Patient, Soothe Thyself
Device uses electrical current to move pain medication through skin
MONDAY, Oct. 13, 2003 (HealthDayNews) -- There's a new device that lets patients administer their own pain medication without the need for needles or intravenous catheters.
The device, called a patient-controlled transdermal system (PCTS), delivers pain medication through the skin using a low-level electric current. It's currently being assessed by the U.S. Food and Drug Administration.
Along with eliminating the discomfort of needles or catheters, the PCTS may also increase patient safety by reducing drug mix-ups and other potential problems, according to a prepared statemenby by Dr. Eugene R. Viscusi, the director of the Acute Pain Management Service at Thomas Jefferson University.
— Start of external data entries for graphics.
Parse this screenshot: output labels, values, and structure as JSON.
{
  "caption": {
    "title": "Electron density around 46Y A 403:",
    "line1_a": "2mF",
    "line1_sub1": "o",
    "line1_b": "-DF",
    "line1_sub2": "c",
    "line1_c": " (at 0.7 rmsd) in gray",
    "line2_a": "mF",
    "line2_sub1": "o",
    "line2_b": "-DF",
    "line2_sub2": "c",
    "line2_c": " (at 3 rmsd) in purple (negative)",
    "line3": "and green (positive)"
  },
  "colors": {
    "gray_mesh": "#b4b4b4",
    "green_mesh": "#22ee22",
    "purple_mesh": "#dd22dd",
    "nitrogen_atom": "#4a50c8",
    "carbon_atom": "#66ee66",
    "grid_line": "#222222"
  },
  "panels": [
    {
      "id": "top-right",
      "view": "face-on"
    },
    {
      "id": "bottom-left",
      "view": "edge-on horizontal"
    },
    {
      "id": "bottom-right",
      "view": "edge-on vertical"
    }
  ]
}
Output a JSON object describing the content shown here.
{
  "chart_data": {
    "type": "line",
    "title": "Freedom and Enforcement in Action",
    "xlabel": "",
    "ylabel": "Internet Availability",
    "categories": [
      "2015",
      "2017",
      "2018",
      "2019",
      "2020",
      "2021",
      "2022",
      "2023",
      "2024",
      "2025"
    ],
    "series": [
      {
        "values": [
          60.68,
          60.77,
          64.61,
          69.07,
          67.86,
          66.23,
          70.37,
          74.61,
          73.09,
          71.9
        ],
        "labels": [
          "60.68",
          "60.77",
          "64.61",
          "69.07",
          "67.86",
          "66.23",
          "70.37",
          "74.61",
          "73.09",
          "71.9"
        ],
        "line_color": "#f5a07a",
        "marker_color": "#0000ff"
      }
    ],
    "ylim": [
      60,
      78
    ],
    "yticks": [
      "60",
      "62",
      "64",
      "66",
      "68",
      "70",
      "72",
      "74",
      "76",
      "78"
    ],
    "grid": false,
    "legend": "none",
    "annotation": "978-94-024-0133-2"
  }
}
He presented his findings Monday at the American Society of Anesthesiologists' annual meeting in San Francisco.
"This technology could also eliminate the need for cumbersome pain pumps mounted to an I.V. pole with the accompanying tubes and wires and could provide more continuous, complete pain relief," Viscusi says.
The PCTS is about the size of a credit card but slightly thicker. It's worn on the upper arm or chest. The device dispenses pain medication over a 10-minute span when it's activated by the patient by double-clicking on a button.
When the PCTS inactivated, the drug is safely stored inside the device and can't penetrate the skin.